Мой Париж начался с вранья. Мама облегченно отстала от меня. Я подумал, что за той аркой как раз и начинаются поля, которые я не увидел, потому что улица шла в гору. Как же мама их разглядела? И папа, кажется, с бесполезной шляпой в руках, тоже обрадовался моему «да», потому что он на переднем сиденье кивнул и озабоченно спросил Аникина:
— Как они к нам относятся?
Этот вопрос стал его традицией; откуда бы я позже ни приезжал, папа с неподдельной озабоченностью спрашивал меня:
— Как они к нам относятся?
(Мне всегда хотелось честно ответить: хуево. Хуево в Японии и на Украине, хуево в Польше, Франции, Финляндии, Венгрии, США. Вот только в Сербии — не хуево.)
— В двух словах не скажешь, — с улыбкой сказал советник.

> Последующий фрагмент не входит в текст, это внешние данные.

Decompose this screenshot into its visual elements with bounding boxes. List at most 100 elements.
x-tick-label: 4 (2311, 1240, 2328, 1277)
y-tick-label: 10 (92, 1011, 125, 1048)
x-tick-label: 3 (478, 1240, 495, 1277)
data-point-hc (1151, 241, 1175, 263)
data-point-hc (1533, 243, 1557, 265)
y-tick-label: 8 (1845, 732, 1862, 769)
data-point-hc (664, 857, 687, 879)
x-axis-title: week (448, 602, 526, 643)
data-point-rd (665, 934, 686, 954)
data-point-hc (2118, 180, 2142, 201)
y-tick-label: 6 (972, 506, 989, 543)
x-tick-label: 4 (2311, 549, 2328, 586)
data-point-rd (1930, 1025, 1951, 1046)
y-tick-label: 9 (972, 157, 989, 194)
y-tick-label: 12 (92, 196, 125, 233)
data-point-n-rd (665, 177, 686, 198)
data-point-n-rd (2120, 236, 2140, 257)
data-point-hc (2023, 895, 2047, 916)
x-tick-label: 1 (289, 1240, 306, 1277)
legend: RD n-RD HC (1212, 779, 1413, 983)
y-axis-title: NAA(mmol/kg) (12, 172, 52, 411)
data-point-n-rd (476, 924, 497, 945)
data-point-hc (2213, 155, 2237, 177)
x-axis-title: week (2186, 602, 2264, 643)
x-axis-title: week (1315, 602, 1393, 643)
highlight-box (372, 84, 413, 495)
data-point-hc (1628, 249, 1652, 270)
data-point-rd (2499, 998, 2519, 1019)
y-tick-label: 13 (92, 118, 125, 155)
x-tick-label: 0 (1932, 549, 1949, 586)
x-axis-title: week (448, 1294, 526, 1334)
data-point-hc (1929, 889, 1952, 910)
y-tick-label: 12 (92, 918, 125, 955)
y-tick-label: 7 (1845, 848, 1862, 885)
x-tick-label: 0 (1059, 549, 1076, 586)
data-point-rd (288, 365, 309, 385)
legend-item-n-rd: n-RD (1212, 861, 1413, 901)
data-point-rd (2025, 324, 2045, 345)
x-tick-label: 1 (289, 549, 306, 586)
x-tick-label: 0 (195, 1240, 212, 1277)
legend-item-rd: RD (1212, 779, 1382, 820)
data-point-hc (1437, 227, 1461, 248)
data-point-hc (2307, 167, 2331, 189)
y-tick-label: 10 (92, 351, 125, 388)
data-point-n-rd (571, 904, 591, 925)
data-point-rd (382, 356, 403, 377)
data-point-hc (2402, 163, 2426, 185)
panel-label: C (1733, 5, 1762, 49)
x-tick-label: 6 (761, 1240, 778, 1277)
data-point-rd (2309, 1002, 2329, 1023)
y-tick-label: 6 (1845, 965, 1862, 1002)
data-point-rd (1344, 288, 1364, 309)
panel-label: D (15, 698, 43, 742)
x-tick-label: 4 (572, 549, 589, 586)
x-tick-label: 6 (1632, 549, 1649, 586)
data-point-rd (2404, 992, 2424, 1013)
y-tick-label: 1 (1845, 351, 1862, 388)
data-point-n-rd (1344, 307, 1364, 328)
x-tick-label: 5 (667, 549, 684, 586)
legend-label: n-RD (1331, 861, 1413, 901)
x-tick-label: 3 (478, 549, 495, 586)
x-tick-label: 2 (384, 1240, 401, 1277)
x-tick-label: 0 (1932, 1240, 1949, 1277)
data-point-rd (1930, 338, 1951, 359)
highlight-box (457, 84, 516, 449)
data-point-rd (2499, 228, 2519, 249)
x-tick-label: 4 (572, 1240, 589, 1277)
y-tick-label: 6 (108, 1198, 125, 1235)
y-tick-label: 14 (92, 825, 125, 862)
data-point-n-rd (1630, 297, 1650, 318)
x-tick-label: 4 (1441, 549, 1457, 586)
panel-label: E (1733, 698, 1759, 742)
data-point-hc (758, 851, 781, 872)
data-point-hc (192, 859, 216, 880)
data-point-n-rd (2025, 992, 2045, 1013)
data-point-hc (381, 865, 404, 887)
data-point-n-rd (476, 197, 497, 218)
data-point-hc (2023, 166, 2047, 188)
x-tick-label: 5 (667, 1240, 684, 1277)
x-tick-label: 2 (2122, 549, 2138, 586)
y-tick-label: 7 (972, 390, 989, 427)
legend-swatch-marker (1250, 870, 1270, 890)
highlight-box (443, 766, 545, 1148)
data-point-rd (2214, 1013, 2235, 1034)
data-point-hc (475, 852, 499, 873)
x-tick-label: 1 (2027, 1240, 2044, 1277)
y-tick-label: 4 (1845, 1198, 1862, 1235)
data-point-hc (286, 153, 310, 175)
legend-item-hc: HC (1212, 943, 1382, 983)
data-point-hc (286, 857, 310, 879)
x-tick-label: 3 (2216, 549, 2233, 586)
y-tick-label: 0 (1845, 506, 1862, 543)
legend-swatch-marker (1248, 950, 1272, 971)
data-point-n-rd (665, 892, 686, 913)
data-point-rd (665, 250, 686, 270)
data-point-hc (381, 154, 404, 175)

Елисейские Поля. У меня в голове возникли картофельные поля, бескрайнее фиолетовое пространство картофельных цветов, имеющее жизненно важное значение для страны, куда мы только что приехали, возможно, самый центр французского мира, живущего продажей картофеля и очень гордящегося этим. Я видел сотни французских тружеников полей, поднимавшихся вверх по улице с мотыгами, тяпками и граблями, минующих арку с тем, чтобы сразу же заняться земледелием. Это видение до сих пор посещает меня, когда я иду по Елисейским Полям, думая, что, может, и в самом деле там за аркой — картофельные поля.
<>
Отец стрижет газон на даче в дипломатическом поселке Полушкино, где каждый дом отражает страну, в которой работал дипломат. Одни построили, еще в советские времена, добротные немецкие домики, другие — калифорнийские, третьи — болгарские или румынские, четвертые — красные, дощатые, в скандинавском стиле. Родители соорудили что-то похожее на альпийское шале. Не хватает в поселке только китайских пагод и русских дач. Если бы отец поехал не в Париж, а в другую страну, моя жизнь сложилась бы иначе.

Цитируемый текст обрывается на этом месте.